Jonas Valanciunas had 15 points and 11 rebounds as the Raptors improved to 17-3 at home, the second-best home record in the NBA behind San Antonio’s mark of 19-2.

LaMarcus Aldridge had 17 points and 14 rebounds, Pau Gasol scored 15 points and Patty Mills had 13 as San Antonio lost for the fourth time in six road games. The Spurs are 11-15 away from home.

It had been more than two years since Toronto last beat San Antonio. The Raptors won 97-94 at home on Dec. 9, 2015.

San Antonio guard Manu Ginobili missed his second straight game because of a sore right thigh. Ginobili returned to Texas after the Spurs won at Brooklyn on Wednesday.

The Spurs trailed 70-69 after a 3-pointer by Bryn Forbes at 6:52 of the fourth, but DeRozan and Lowry connected on back-to-back possessions, giving Toronto a 74-69 lead with 5:11 remaining.

After a jump shot by Mills, Toronto reeled off a 6-0 run including baskets by Lowry, Valanciunas and DeRozan to lead 80-71 with 2:40 left.

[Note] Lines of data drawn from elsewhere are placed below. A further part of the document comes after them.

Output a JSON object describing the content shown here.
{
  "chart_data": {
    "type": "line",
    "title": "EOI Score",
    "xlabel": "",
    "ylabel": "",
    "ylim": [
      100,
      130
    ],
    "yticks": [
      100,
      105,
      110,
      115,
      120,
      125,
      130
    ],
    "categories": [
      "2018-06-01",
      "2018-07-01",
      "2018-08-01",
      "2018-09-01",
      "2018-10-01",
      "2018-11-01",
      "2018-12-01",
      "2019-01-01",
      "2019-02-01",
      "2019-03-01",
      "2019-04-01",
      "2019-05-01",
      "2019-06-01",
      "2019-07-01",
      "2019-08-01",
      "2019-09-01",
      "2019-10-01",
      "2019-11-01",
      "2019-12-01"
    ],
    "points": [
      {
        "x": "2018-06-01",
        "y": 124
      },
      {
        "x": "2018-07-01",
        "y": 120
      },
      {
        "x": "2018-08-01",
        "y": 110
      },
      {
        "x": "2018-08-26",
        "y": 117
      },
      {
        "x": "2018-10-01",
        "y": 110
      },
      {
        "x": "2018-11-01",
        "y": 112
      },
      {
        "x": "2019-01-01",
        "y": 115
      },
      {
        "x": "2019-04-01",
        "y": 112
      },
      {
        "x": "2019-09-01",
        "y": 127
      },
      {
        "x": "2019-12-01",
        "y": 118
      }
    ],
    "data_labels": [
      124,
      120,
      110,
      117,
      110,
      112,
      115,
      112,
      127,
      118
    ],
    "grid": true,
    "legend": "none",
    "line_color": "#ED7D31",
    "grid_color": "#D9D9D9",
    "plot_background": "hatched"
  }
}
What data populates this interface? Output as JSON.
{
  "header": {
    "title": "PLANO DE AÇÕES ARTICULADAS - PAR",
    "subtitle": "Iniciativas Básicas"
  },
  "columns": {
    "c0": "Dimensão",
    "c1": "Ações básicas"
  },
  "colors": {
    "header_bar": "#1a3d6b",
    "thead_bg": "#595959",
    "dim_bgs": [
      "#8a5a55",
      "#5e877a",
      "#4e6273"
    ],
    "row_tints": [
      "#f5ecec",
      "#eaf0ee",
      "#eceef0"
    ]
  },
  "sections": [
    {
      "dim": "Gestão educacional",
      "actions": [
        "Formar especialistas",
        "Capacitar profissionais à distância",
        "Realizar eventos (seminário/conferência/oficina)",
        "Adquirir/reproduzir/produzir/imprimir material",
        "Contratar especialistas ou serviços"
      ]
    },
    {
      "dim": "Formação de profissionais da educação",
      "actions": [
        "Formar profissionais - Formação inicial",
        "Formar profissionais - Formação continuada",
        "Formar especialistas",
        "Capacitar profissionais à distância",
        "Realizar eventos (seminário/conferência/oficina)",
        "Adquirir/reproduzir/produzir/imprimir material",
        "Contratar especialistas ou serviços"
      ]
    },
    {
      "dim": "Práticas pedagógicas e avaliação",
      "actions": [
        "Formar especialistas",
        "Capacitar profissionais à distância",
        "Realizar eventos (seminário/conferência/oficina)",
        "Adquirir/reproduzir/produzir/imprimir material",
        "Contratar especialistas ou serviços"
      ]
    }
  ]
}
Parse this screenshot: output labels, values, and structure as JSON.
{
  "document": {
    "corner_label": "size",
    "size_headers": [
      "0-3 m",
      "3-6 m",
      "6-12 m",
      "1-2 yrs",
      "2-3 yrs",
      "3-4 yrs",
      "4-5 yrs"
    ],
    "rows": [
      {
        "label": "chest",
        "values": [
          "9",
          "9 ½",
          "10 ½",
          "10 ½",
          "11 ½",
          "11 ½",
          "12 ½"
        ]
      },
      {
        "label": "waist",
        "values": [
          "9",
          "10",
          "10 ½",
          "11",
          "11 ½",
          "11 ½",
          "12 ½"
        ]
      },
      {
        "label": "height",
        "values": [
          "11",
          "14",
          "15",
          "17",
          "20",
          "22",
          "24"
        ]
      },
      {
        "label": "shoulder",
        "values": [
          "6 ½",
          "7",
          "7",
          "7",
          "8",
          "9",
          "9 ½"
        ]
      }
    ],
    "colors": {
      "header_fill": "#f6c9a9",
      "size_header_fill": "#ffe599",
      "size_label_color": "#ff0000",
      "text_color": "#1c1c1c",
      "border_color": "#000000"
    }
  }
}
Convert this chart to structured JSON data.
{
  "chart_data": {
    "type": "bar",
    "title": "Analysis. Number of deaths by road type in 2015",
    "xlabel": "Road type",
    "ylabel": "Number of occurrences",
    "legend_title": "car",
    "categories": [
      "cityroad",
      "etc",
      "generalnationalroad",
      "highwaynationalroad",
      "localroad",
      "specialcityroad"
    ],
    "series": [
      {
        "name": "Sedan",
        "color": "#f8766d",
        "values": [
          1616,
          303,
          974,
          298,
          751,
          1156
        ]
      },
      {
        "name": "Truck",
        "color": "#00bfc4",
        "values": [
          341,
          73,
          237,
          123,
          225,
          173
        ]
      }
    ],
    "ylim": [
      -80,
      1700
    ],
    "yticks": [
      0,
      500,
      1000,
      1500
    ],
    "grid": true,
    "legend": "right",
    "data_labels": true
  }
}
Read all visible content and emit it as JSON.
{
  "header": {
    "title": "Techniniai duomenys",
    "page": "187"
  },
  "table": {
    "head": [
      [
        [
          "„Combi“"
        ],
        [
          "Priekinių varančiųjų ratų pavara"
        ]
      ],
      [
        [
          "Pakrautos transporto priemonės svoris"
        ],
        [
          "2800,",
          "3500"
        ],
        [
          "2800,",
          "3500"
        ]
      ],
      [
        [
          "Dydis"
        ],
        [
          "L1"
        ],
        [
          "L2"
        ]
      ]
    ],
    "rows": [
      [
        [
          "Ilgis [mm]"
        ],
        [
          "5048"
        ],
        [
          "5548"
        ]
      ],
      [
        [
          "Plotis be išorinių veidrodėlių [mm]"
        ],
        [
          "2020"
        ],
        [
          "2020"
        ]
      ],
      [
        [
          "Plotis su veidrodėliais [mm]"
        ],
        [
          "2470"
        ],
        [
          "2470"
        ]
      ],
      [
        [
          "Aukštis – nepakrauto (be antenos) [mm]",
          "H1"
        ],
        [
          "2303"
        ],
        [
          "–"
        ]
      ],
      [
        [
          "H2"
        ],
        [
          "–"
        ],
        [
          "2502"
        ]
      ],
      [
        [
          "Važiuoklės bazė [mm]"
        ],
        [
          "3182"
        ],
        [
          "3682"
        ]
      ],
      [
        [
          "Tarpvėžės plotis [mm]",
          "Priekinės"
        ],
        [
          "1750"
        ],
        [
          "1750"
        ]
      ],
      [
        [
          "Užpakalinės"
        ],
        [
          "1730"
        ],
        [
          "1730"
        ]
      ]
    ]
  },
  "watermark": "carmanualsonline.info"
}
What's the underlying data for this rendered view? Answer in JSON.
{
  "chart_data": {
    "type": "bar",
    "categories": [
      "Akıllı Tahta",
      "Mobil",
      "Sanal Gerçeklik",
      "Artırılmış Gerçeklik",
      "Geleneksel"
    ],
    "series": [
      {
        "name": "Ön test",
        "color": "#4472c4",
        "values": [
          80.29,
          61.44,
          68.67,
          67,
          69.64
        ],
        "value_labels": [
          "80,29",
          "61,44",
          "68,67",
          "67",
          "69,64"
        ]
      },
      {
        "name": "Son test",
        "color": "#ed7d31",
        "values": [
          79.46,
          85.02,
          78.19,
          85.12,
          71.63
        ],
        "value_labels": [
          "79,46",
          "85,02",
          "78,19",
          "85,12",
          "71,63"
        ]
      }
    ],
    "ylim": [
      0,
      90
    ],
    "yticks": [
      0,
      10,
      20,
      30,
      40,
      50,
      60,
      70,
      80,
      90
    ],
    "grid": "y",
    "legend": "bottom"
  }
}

Another 3-pointer by Forbes made it 86-83 with six seconds left. DeRozan was fouled but missed both free throws, giving San Antonio a chance to tie, but the Spurs couldn’t get a shot off in time.

After making seven of 23 shots in the first quarter, the Raptors hit 11 of 20 attempts in the second, including a buzzer-beating jumper from DeRozan that gave Toronto a 44-37 lead at halftime.

Toronto led 55-41 on DeRozan’s three-point play at 7:33 of the third but Aldridge did all the scoring in an 8-0 Spurs run that cut the gap to 63-60 heading to the fourth.